Furthermore, and from a purely selfish point of view, we NEED the best and the brightest the world has to offer to stay around. There are simply not enough bright young kids surviving the mind-numbing torture that is High School. A disproportionate amount of great new scientific breakthroughs that we have made in the past 50 years were made by scientists and engineers that were NOT born here, but, given our resources and our contagious entrepreneurial spirit, were able to make great discoveries. They need us and we need them…
[quote]Patrick Williams wrote:
As long as these students are not taking scholarships that would otherwise go to US citizens, are paying tuition, and obey our laws, I have no problem with them getting an education and going back to where they came from.[/quote]

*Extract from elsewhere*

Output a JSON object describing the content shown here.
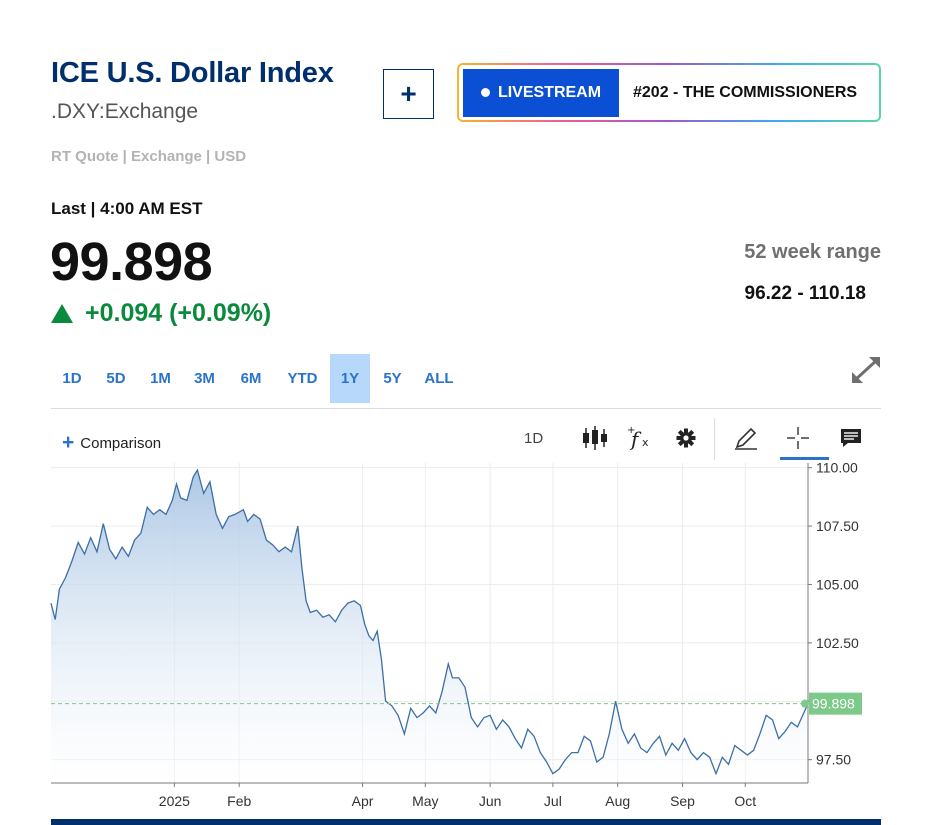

I don’t have a problem per se, I just believe, as I say above, it is a tremendous waste of talent for them to lose access to our world-class resources.
[quote]Patrick Williams wrote:
As far as the US need for a higher percentage of a university trained segment of the workforce, I agree we need more, but we should work to have it homegrown.[/quote]
Although I agree that would be ideal, the fact is that it is basically impossible to compensate for lack of foreign talent, even if we magically fixed our High Schools. For two reasons: one, is sheer numbers – we are simply not making enough babies, while there are plenty of babies being made outside the US. Two, is culture. Mainstream American culture is simply not particularly focused on the kind of values that give kids an incentive to excel at these types of jobs. And if convincing people to have more babies is hard, getting them to change their culture is even harder.
[quote]Patrick Williams wrote:
It doesn’t seem to fit the free market model as far as supply and demand. Unless the supply is so short or the demand so high, I just don’t realize it.[/quote]
Well, as a Keynesianist, I could go on for several pages on demand-side economics and demand elasticity and explain in great detail why tuition is so high, but that’s what books are for… 
[quote]Patrick Williams wrote:
Anyway, I would like to see the funding side of the university systems in the US get fixed (translate to reduced) to meet our higher workforce demands. [/quote]
Reducing funding would make things worse, not better. The easiest and fastest way to reduce costs and rebalance budgets would be to dramatically reduce admissions. Have no doubt that’s what would happen.